If that?s the case, you have to get out of that situation. If that?s the way he behaves towards you, it?s abusive. It?s hard to see a way out when abuse erodes your self esteem. The best thing for you to do is to start taking control of your own life in small ways, but if this is truly the state of your marriage then something has to give.

Again, you don?t actually say much more about your relationship other than about porn and sex. I understand you may be feeling confused in your situation but if I was in your position, I doubt anything could be fixed just by your partner quitting porn. If a couple?s sex life acts as a kind of temperature gauge on the state of your relationship, from what you have said it looks like big trouble.

You need more boundaries than just ?it?s me or porn?. You need clear bounds about physical and possibly verbal abuse, whether this occurs in a sexual situation, or whether it happens at other times. And what about your kids? Do you have boundaries in place to protect their wellbeing? Do you want to raise your kids to show the same disrespect to others that they see role-modelled at home? You really do have a lot more to think about that whether or not your husband watches porn. That?s not to say that you can?t have a ?no porn? boundary but what about the abuse you have already experienced? What are your boundaries there?

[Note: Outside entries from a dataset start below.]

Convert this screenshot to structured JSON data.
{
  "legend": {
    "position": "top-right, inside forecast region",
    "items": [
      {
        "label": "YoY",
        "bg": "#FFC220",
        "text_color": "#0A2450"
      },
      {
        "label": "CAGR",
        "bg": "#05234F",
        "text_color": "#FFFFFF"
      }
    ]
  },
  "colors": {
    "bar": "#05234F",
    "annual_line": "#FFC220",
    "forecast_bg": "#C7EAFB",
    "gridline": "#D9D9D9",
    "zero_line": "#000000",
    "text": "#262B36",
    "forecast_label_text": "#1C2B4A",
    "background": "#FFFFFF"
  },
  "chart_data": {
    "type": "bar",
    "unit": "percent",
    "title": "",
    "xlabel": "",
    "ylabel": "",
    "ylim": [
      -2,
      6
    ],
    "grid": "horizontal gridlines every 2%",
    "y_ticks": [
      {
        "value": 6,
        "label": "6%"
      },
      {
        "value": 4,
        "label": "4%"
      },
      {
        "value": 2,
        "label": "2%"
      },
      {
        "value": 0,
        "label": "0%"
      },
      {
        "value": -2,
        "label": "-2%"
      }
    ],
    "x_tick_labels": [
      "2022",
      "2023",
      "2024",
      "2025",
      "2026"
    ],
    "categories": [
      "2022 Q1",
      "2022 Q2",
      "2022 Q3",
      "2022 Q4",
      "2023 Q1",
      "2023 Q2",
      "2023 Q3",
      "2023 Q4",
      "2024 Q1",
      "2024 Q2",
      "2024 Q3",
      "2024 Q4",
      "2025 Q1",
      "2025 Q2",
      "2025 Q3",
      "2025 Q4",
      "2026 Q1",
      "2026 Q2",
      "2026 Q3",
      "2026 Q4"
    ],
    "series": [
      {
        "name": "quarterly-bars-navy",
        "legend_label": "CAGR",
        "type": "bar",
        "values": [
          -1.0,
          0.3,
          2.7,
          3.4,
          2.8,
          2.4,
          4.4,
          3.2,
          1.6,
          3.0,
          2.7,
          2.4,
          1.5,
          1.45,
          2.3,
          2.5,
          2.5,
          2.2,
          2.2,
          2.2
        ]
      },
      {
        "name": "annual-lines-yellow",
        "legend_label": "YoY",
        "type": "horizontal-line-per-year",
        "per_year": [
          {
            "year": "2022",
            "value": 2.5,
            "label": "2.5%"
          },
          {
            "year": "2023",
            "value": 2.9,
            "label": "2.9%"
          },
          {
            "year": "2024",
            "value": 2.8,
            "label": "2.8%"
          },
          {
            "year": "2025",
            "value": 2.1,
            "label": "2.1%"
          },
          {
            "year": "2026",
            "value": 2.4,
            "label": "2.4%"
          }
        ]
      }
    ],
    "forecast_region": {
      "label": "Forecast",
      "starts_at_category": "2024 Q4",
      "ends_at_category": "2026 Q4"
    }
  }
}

If you are suicidal you need professional help. I hope you can find that help. As for the rest, you need to think about the life you want.

 

Kimba

Active Member
I pretty much agree with all said here.. No Question you need to put the safety of yourself and your child first...
 

stillme

Active Member
Hard stop at him physically hurting you and wouldn't stop. That is not okay, period. There are some areas for relationship compromise, this is not one of them. Your safety is of primary importance. It appears his porn use has warped his sense of consensual sexual intercourse. This is not okay, you deserve to be safe when sorting out the rest of things. I definitely recommended finding a counselor or trusted individual that you can speak further with face-to-face.
 

yesyes1234

Active Member
I agree with what the others said. The physical abuse sounds very worrying.

It's great that you found the courage to share. It sounds like you are new at this, but we can all attest to the fact that this is a very serious issue. From what you write, he sounds like an addict and if he is, he should be treating with the same gravity as any other addiction.

I think the first steps regarding him should be:
- He has to admit he has a problem
- He has to educate himself on how serious this is and how damaging it is to every aspect of his life - people on here can recommend a ton of useful information and material.
- He should seek help - a therapist, SLAA or whatever is available. Most people struggle with this for years even with a lot of help and a good portion of them have not been able to beat this yet.

I hope this forum can make things a little easier. Many here are experienced and happy to help.